Il haussa les épaules.

— J’ai avoué, c’est tout ce qui compte, non ?

— Nous voulons comprendre. Vous n’avez pas le profil d’un tueur, Michael. Vous êtes un gentil père de famille. Comment un homme comme vous se retrouve-t-il à tuer sept personnes ?

Il eut un instant d’hésitation.

— Je ne sais même pas par où commencer, murmura-t-il.

— Commencez par le début, suggérai-je.

Il se plongea dans ses souvenirs et il dit :

— Tout a commencé un soir de la fin de l’année 1993.

* * *

Début décembre 1993

C’était la première fois que Michael Bird se rendait au Ridge’s Club. Ce n’était d’ailleurs pas du tout son genre de lieu de sortie. Mais l’un de ses amis avait lourdement insisté pour qu’il l’y accompagne. « Il y a une chanteuse à la voix extraordinaire », lui avait-il assuré. Mais sur place, ce n’est pas la chanteuse qui avait subjugué Michael, mais l’hôtesse, à l’entrée. C’était Miranda. Ce fut un coup de foudre immédiat. Michael était envoûté. Il se mit à aller régulièrement au Ridge’s Club, juste pour la voir. Il était fou amoureux.
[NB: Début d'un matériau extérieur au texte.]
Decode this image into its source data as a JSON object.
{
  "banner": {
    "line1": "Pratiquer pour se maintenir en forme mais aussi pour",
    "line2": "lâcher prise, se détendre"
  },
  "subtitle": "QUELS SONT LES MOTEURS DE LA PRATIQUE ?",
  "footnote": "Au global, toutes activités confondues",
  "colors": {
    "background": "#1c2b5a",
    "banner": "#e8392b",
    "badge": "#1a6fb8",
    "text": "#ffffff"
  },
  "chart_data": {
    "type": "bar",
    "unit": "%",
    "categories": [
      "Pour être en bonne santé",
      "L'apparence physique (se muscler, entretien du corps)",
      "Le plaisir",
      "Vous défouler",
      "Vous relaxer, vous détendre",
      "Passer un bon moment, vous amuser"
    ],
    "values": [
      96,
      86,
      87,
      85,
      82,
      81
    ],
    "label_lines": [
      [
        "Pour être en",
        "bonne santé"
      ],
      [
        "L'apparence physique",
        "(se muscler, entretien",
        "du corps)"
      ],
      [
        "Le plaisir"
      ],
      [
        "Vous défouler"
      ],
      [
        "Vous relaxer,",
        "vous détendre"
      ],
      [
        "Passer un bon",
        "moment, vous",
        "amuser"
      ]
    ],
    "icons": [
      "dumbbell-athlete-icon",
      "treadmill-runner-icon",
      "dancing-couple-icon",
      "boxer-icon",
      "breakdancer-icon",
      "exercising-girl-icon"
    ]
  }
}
Miranda avait d’abord repoussé les avances de Michael. Elle lui avait fait comprendre qu’il ne devait pas l’approcher. Il avait pensé à un jeu de séduction. Il n’avait pas vu le danger. Costico finit par le repérer et obligea Miranda à le piéger au motel. Elle commença par refuser. Mais une séance de bassine la força à accepter. Un soir de janvier, elle finit par donner rendez-vous à Michael au motel. Il l’y rejoignit le lendemain après-midi. Ils se déshabillèrent tous les deux, et là, Miranda, nue sur le lit, lui dit : « Je suis mineure, je suis encore au lycée, ça t’excite ? » Michael resta interdit : « Tu m’avais dit avoir 19 ans. Tu es folle de m’avoir menti. Je ne peux pas être dans cette chambre avec toi. » Il voulut se rhabiller mais il remarqua alors un gros type derrière le rideau : c’était Costico. Il y eut une bousculade, Michael parvint à s’enfuir de la chambre, nu, mais en ayant ramassé ses clés de voiture. Costico se lança à sa poursuite sur le parking, mais Michael eut le temps d’ouvrir la portière de sa voiture et de se saisir d’une bombe lacrymogène. Il neutralisa Costico et s’enfuit. Mais Costico le retrouva sans difficulté et il lui administra un tabassage en règle, chez lui, avant de le conduire de force, au milieu de la nuit, jusqu’au Ridge’s Club, qui avait déjà fermé. Michael se retrouva dans le bureau. Avec Jeremiah. Miranda était là aussi. Jeremiah expliqua à Michael qu’il devait travailler pour lui désormais. Qu’il était son larbin. Il lui dit : « Aussi longtemps que tu feras ce qu’on te dit, ta petite copine restera au sec. » À ce moment-là, Costico attrapa Miranda par les cheveux et la traîna jusqu’à la bassine. Il lui plongea la tête dans l’eau pendant de longues secondes, et il recommença jusqu’à ce que Michael promette de coopérer.